XR can help recruiters evaluate a candidate’s skills and better assess their fit for a role. It’s no secret that resumes can be misleading; one’s qualifications don’t necessarily tell you how that person will behave in challenging situations. In VR, however, you can observe applicants in simulated true-to-life job scenarios and see how they perform under pressure, handle difficult conversations, etc. 

Virtual assessments provide insight that a standard interview simply cannot reveal, enabling recruiters to accurately gauge soft skills like problem solving and teamwork, gain a deeper overall understanding of a candidate’s abilities, and make more informed hiring decisions. 


Typically, you only apply for jobs you’re actually interested in, right? But as identifying qualified candidates becomes more difficult (especially in high tech and engineering) and with the rise of tools like LinkedIn Easy Apply, it’s necessary to attract the right applicants and weed out the less interested ones. 

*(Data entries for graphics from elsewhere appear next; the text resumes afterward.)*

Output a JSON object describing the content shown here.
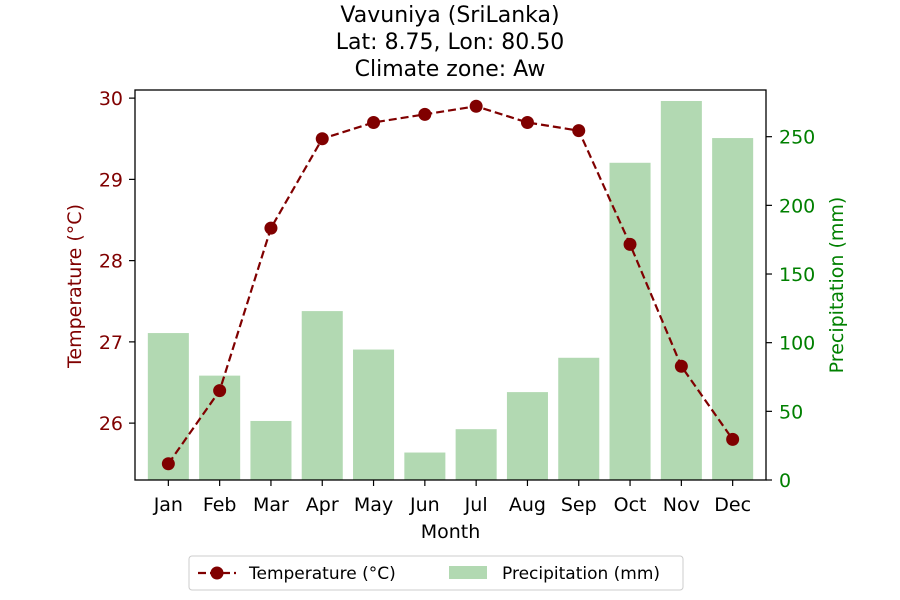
{
  "chart_data": {
    "type": "bar+line",
    "title_lines": [
      "Vavuniya (SriLanka)",
      "Lat: 8.75, Lon: 80.50",
      "Climate zone: Aw"
    ],
    "xlabel": "Month",
    "categories": [
      "Jan",
      "Feb",
      "Mar",
      "Apr",
      "May",
      "Jun",
      "Jul",
      "Aug",
      "Sep",
      "Oct",
      "Nov",
      "Dec"
    ],
    "temperature": {
      "name": "Temperature (°C)",
      "axis": "left",
      "ylabel": "Temperature (°C)",
      "color": "#800000",
      "style": "dashed line with circle markers",
      "ylim": [
        25.3,
        30.1
      ],
      "ticks": [
        26,
        27,
        28,
        29,
        30
      ],
      "values": [
        25.5,
        26.4,
        28.4,
        29.5,
        29.7,
        29.8,
        29.9,
        29.7,
        29.6,
        28.2,
        26.7,
        25.8
      ]
    },
    "precipitation": {
      "name": "Precipitation (mm)",
      "axis": "right",
      "ylabel": "Precipitation (mm)",
      "color": "#008000",
      "bar_color": "#b2d9b2",
      "ylim": [
        0,
        284
      ],
      "ticks": [
        0,
        50,
        100,
        150,
        200,
        250
      ],
      "values": [
        107,
        76,
        43,
        123,
        95,
        20,
        37,
        64,
        89,
        231,
        276,
        249
      ]
    },
    "legend": {
      "placement": "bottom-center",
      "entries": [
        "Temperature (°C)",
        "Precipitation (mm)"
      ]
    },
    "grid": false
  }
}
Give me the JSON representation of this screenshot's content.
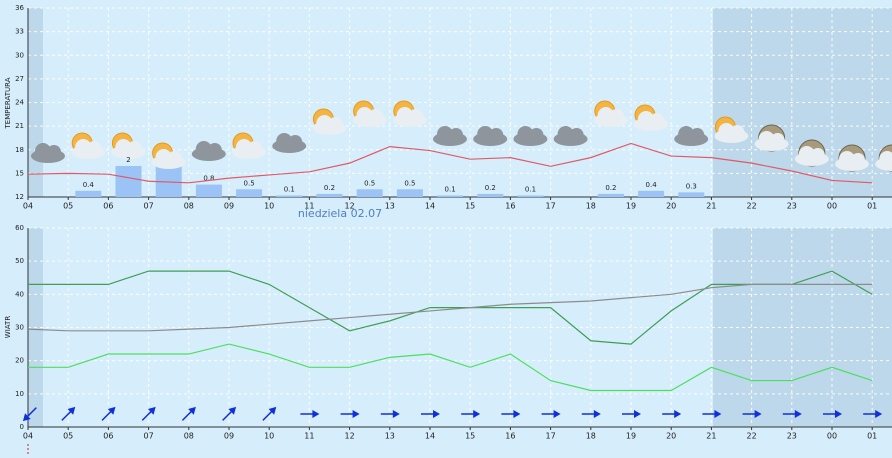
{
  "chart_data": [
    {
      "type": "line",
      "y_label": "TEMPERATURA",
      "annotation": "niedziela 02.07",
      "categories": [
        "04",
        "05",
        "06",
        "07",
        "08",
        "09",
        "10",
        "11",
        "12",
        "13",
        "14",
        "15",
        "16",
        "17",
        "18",
        "19",
        "20",
        "21",
        "22",
        "23",
        "00",
        "01"
      ],
      "ylim": [
        12,
        36
      ],
      "yticks": [
        12,
        15,
        18,
        21,
        24,
        27,
        30,
        33,
        36
      ],
      "grid": true,
      "series": [
        {
          "color": "#e05a66",
          "values": [
            14.9,
            15,
            14.9,
            14,
            13.8,
            14.4,
            14.8,
            15.2,
            16.3,
            18.4,
            17.9,
            16.8,
            17,
            15.9,
            17,
            18.8,
            17.2,
            17,
            16.3,
            15.3,
            14.1,
            13.8
          ]
        }
      ],
      "precipitation": {
        "color": "#9cc3f5",
        "values": [
          null,
          0.4,
          2,
          2,
          0.8,
          0.5,
          0.1,
          0.2,
          0.5,
          0.5,
          0.1,
          0.2,
          0.1,
          null,
          0.2,
          0.4,
          0.3,
          null,
          null,
          null,
          null,
          null
        ],
        "value_labels": [
          null,
          "0.4",
          "2",
          null,
          "0.8",
          "0.5",
          "0.1",
          "0.2",
          "0.5",
          "0.5",
          "0.1",
          "0.2",
          "0.1",
          null,
          "0.2",
          "0.4",
          "0.3",
          null,
          null,
          null,
          null,
          null
        ]
      }
    },
    {
      "type": "line",
      "y_label": "WIATR",
      "categories": [
        "04",
        "05",
        "06",
        "07",
        "08",
        "09",
        "10",
        "11",
        "12",
        "13",
        "14",
        "15",
        "16",
        "17",
        "18",
        "19",
        "20",
        "21",
        "22",
        "23",
        "00",
        "01"
      ],
      "ylim": [
        0,
        60
      ],
      "yticks": [
        0,
        10,
        20,
        30,
        40,
        50,
        60
      ],
      "grid": true,
      "series": [
        {
          "color": "#3f9e52",
          "values": [
            43,
            43,
            43,
            47,
            47,
            47,
            43,
            36,
            29,
            32,
            36,
            36,
            36,
            36,
            26,
            25,
            35,
            43,
            43,
            43,
            47,
            40
          ]
        },
        {
          "color": "#4ede5e",
          "values": [
            18,
            18,
            22,
            22,
            22,
            25,
            22,
            18,
            18,
            21,
            22,
            18,
            22,
            14,
            11,
            11,
            11,
            18,
            14,
            14,
            18,
            14
          ]
        },
        {
          "color": "#8c8c8c",
          "values": [
            29.5,
            29,
            29,
            29,
            29.5,
            30,
            31,
            32,
            33,
            34,
            35,
            36,
            37,
            37.5,
            38,
            39,
            40,
            42,
            43,
            43,
            43,
            43
          ]
        }
      ],
      "wind_direction": {
        "color": "#1030d8",
        "values": [
          225,
          45,
          45,
          45,
          45,
          45,
          45,
          90,
          90,
          90,
          90,
          90,
          90,
          90,
          90,
          90,
          90,
          90,
          90,
          90,
          90,
          90
        ]
      }
    }
  ]
}
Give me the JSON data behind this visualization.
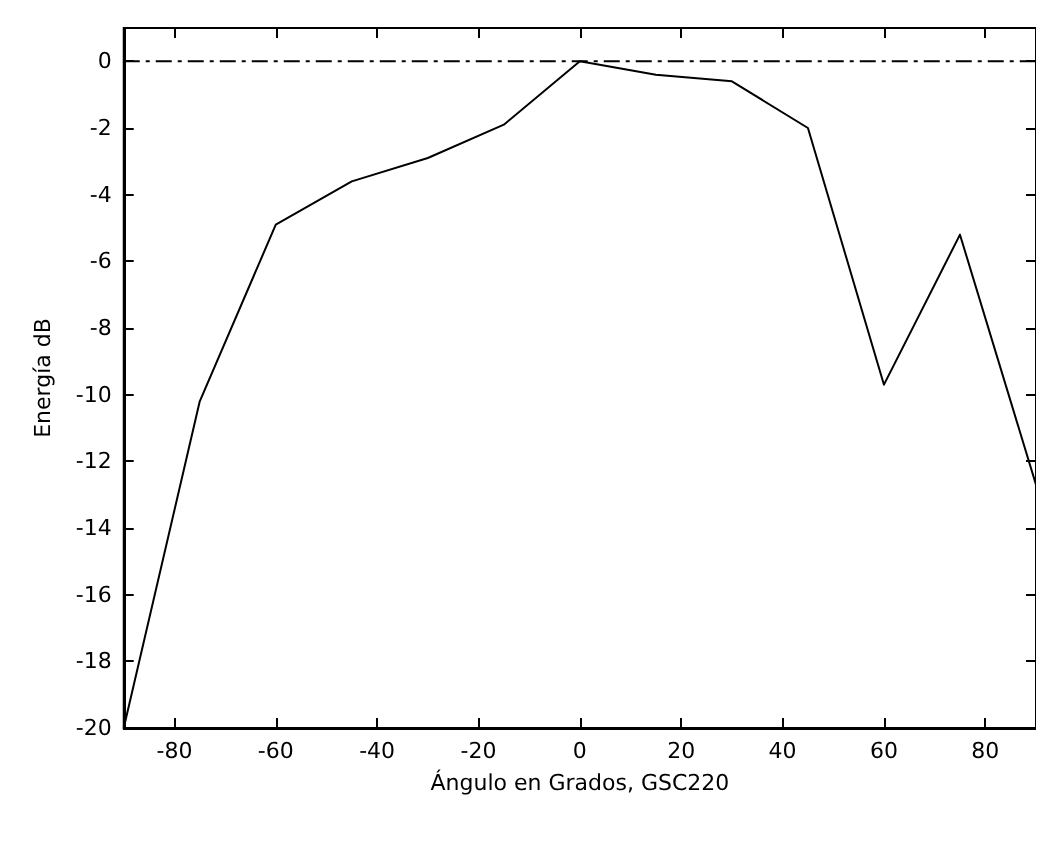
{
  "chart_data": {
    "type": "line",
    "xlabel": "Ángulo en Grados, GSC220",
    "ylabel": "Energía dB",
    "x": [
      -90,
      -75,
      -60,
      -45,
      -30,
      -15,
      0,
      15,
      30,
      45,
      60,
      75,
      90
    ],
    "series": [
      {
        "color": "#000000",
        "line_style": "solid",
        "values": [
          -20,
          -10.2,
          -4.9,
          -3.6,
          -2.9,
          -1.9,
          0,
          -0.4,
          -0.6,
          -2.0,
          -9.7,
          -5.2,
          -12.7
        ]
      },
      {
        "color": "#000000",
        "line_style": "dashed",
        "values": [
          0,
          0,
          0,
          0,
          0,
          0,
          0,
          0,
          0,
          0,
          0,
          0,
          0
        ]
      }
    ],
    "xlim": [
      -90,
      90
    ],
    "xticks": [
      -80,
      -60,
      -40,
      -20,
      0,
      20,
      40,
      60,
      80
    ],
    "ylim": [
      -20,
      1
    ],
    "yticks": [
      -20,
      -18,
      -16,
      -14,
      -12,
      -10,
      -8,
      -6,
      -4,
      -2,
      0
    ],
    "marker": "none",
    "grid": false
  }
}
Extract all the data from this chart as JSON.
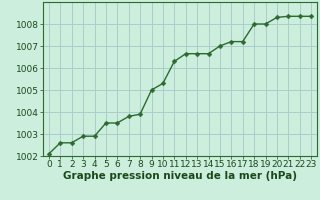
{
  "x": [
    0,
    1,
    2,
    3,
    4,
    5,
    6,
    7,
    8,
    9,
    10,
    11,
    12,
    13,
    14,
    15,
    16,
    17,
    18,
    19,
    20,
    21,
    22,
    23
  ],
  "y": [
    1002.1,
    1002.6,
    1002.6,
    1002.9,
    1002.9,
    1003.5,
    1003.5,
    1003.8,
    1003.9,
    1005.0,
    1005.3,
    1006.3,
    1006.65,
    1006.65,
    1006.65,
    1007.0,
    1007.2,
    1007.2,
    1008.0,
    1008.0,
    1008.3,
    1008.35,
    1008.35,
    1008.35
  ],
  "line_color": "#2d6a2d",
  "marker": "D",
  "marker_size": 2.5,
  "bg_color": "#cceedd",
  "grid_color": "#aacccc",
  "xlabel": "Graphe pression niveau de la mer (hPa)",
  "xlabel_fontsize": 7.5,
  "ylim": [
    1002,
    1009
  ],
  "xlim": [
    -0.5,
    23.5
  ],
  "yticks": [
    1002,
    1003,
    1004,
    1005,
    1006,
    1007,
    1008
  ],
  "xticks": [
    0,
    1,
    2,
    3,
    4,
    5,
    6,
    7,
    8,
    9,
    10,
    11,
    12,
    13,
    14,
    15,
    16,
    17,
    18,
    19,
    20,
    21,
    22,
    23
  ],
  "tick_fontsize": 6.5,
  "line_width": 1.0,
  "label_color": "#1a4a1a",
  "axis_color": "#2d6a2d"
}
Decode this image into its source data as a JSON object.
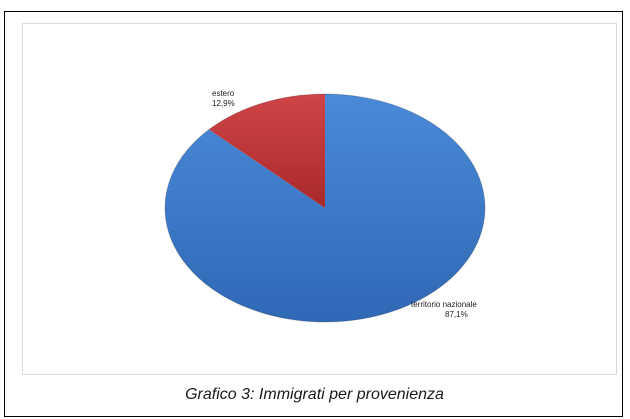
{
  "caption": "Grafico 3: Immigrati per provenienza",
  "chart_data": {
    "type": "pie",
    "slices": [
      {
        "label": "territorio nazionale",
        "value": 87.1,
        "value_label": "87,1%",
        "color": "#3f7fd0"
      },
      {
        "label": "estero",
        "value": 12.9,
        "value_label": "12,9%",
        "color": "#c0393b"
      }
    ],
    "legend": "none",
    "style": "3d-tilted"
  }
}
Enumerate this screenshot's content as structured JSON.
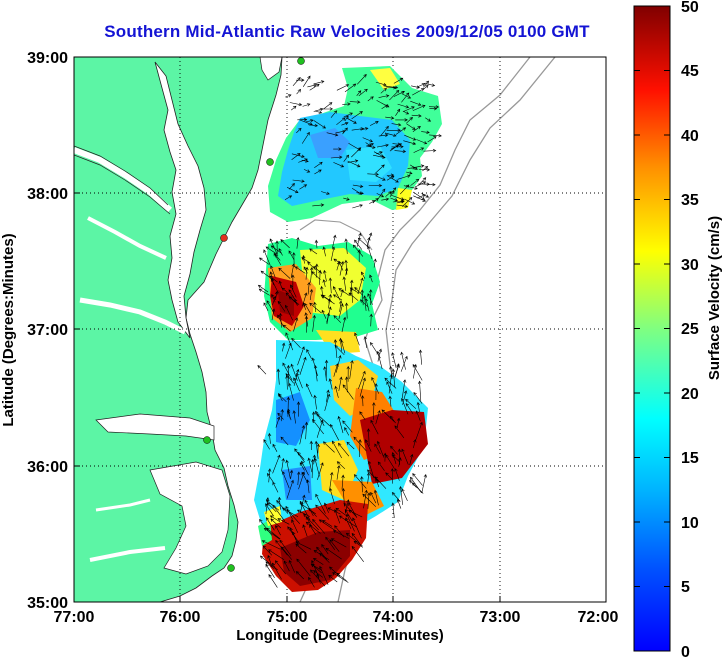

Some employers have resorted to gamified VR (and AR) experiences to both test and screen candidates. The idea is that playing a work-related game requires commitment, and only serious candidates will take the time and effort to play. A well-designed VR game can help you connect to candidates with particular skills sets while also teaching skills they’ll need for the job. 


Finally, job seekers might also employ AR/VR to augment their resumes, convey their abilities to recruiters, and stand out from the pool of applicants. A strategically placed QR code (very basic assisted reality), for instance, could direct recruiters to a virtual portfolio, blog, or other web destination.